Soil surrounding the cut holes and the plugs left behind will collapse and fill in the holes. As nature breaks up the cores, the soil filters back into the turf and supports the microbial decomposition of the remaining thatch. Increased air and water in the coring holes also helps decompose the thatch while promoting deeper, healthier root growth.
And Core Aeration can provide a good boost to a marginal lawn and can result in an almost magical transformation for the rest.
Why Core Aeration should be part of your annual lawn care program…
It Helps Resolve Issues with Compacted Soil – Compacted soil can cause water pooling, insufficient oxygen, nutrients and microbial activity at the grass roots. Core Aeration is the best way to deal with compacted topsoil, much like tilling your garden to get ready for planting and a new growing season.
It Breaks Up the Thatch Layer – Every lawn has a thatch layer that – if allowed to get too thick and dense – will prevent water, oxygen and nutrients (both natural and applied fertilizer) from reaching the roots. Because annual core aeration breaks up that thatch barrier, and the soil cores bring health-promoting micro-organisms to the surface, speeding up thatch decomposition… it virtually eliminates this problem.
It Provides Your Lawn with Free Top Dressing – Core aeration leaves thousands of tube-shaped soil cores laying on the surface of your lawn… which essentially gives your lawn a top dressing. These cores help preserve moisture in your turf until they eventually break down during subsequent rainfalls… dissolving back into your lawn.
It Gets More Oxygen to Your Soil and Grass Roots – Promoting steady, on-going healthy, new lawn shoots each year will keep your lawn vibrant and resistant to harmful weeds and insects. But, these new shoots will need growing room… and the myriad of tubular holes created by core aeration provide the perfect, new-growth environment.
It Helps Improve Fertilizer Effectiveness – Because core aeration gives fertilizer better access and improves effectiveness at the grass roots… as well as lawn growth and health… you’ll get a much greater return on your fertilizer investment if you have your lawn core aerated in both the Spring and Fall.
It Helps Protect Your Lawn in Dry Times – Compacted soils result in shallow root systems. Because core aeration promotes deeper, stronger root growth, it’ll give your lawn greater drought tolerance during the driest summer days.
You’ll Use Less Water on Your Lawn – Thatch-bound, compacted lawns won’t absorb water effectively, and because much of the water you apply will simply run off, you lawn won’t get sufficient moisture and nutrients, no matter how much you water them. Aeration gets water to the roots, and largely eliminates run-off… which reduce your water costs.
It Makes Your Lawn More Insect Resistant – Thatch build-up gives insects a perfect growing environment. Because core aeration cuts thousands of holes into the thatch layer, it disturbs that ideal insect environment, reducing infestation.
It Makes Your Lawn More Weed Resistant – Core aeration allows water, oxygen and nutrients to reach the grass roots which promotes new growth.
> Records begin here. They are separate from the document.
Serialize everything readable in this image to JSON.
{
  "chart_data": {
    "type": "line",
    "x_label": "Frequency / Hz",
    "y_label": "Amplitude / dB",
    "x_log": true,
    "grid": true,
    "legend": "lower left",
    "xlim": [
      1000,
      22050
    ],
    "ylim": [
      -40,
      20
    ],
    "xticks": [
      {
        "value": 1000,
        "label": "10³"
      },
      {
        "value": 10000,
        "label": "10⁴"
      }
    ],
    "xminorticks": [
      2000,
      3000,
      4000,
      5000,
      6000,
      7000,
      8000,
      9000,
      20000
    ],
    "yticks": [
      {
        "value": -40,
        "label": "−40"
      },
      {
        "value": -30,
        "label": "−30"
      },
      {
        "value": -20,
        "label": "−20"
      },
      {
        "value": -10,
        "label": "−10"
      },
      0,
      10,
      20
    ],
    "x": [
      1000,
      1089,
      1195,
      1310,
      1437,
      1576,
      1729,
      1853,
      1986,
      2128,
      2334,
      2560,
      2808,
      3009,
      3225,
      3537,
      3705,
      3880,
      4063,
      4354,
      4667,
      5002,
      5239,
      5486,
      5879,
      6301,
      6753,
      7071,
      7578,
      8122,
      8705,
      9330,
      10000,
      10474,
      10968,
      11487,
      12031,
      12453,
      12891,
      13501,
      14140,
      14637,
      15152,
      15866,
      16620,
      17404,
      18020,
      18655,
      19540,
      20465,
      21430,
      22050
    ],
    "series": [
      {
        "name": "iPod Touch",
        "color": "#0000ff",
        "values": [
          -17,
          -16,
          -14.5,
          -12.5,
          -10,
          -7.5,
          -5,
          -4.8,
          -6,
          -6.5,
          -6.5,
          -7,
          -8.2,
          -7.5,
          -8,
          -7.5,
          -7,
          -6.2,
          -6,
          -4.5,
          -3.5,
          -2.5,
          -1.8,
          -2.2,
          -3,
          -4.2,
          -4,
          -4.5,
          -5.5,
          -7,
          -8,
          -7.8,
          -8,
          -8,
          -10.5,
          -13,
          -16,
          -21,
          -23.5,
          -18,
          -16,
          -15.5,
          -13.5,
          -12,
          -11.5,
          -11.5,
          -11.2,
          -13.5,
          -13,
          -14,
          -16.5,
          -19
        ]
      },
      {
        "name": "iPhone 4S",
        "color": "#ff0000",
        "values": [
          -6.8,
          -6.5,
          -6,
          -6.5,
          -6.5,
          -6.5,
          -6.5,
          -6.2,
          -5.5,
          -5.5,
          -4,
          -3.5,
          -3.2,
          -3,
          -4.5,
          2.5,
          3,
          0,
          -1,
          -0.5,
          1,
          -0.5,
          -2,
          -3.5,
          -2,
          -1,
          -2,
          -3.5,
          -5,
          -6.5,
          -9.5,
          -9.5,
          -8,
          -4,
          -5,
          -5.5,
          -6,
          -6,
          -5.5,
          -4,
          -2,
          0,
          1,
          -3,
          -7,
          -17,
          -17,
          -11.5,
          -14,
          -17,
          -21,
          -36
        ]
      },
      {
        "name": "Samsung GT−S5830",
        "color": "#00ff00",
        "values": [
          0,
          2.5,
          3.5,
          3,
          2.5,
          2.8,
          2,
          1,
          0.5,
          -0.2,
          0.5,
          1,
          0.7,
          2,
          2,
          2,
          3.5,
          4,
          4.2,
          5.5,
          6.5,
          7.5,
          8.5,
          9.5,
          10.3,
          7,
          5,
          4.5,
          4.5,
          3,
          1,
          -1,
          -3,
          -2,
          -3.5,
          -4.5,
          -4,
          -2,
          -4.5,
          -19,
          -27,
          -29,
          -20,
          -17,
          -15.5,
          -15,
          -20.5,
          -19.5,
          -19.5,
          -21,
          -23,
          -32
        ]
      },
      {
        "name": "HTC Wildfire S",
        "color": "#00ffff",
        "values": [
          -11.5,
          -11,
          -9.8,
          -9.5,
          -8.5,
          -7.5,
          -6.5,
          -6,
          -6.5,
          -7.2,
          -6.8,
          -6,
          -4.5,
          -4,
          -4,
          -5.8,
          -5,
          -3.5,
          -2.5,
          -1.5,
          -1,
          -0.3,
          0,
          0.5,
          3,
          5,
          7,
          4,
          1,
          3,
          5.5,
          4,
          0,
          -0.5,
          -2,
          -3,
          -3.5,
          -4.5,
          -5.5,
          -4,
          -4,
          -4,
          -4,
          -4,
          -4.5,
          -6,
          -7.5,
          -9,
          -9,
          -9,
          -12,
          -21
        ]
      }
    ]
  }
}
Since new growth makes your lawn denser & healthier, it tends to crowd out weeds.
It improves the Curb Appeal & Value of Your Home – It’s said your home’s curb appeal, and more specifically the look and health of your lawn, will say much about how you care for rest of your home and property. A home with a thick, lush, green lawn may sell for as much as 10% more than an identical home with a weedy, brown, unhealthy looking one. Core aerating your lawn will help you gain full, if not even better value for your home, should it ever come time to sell.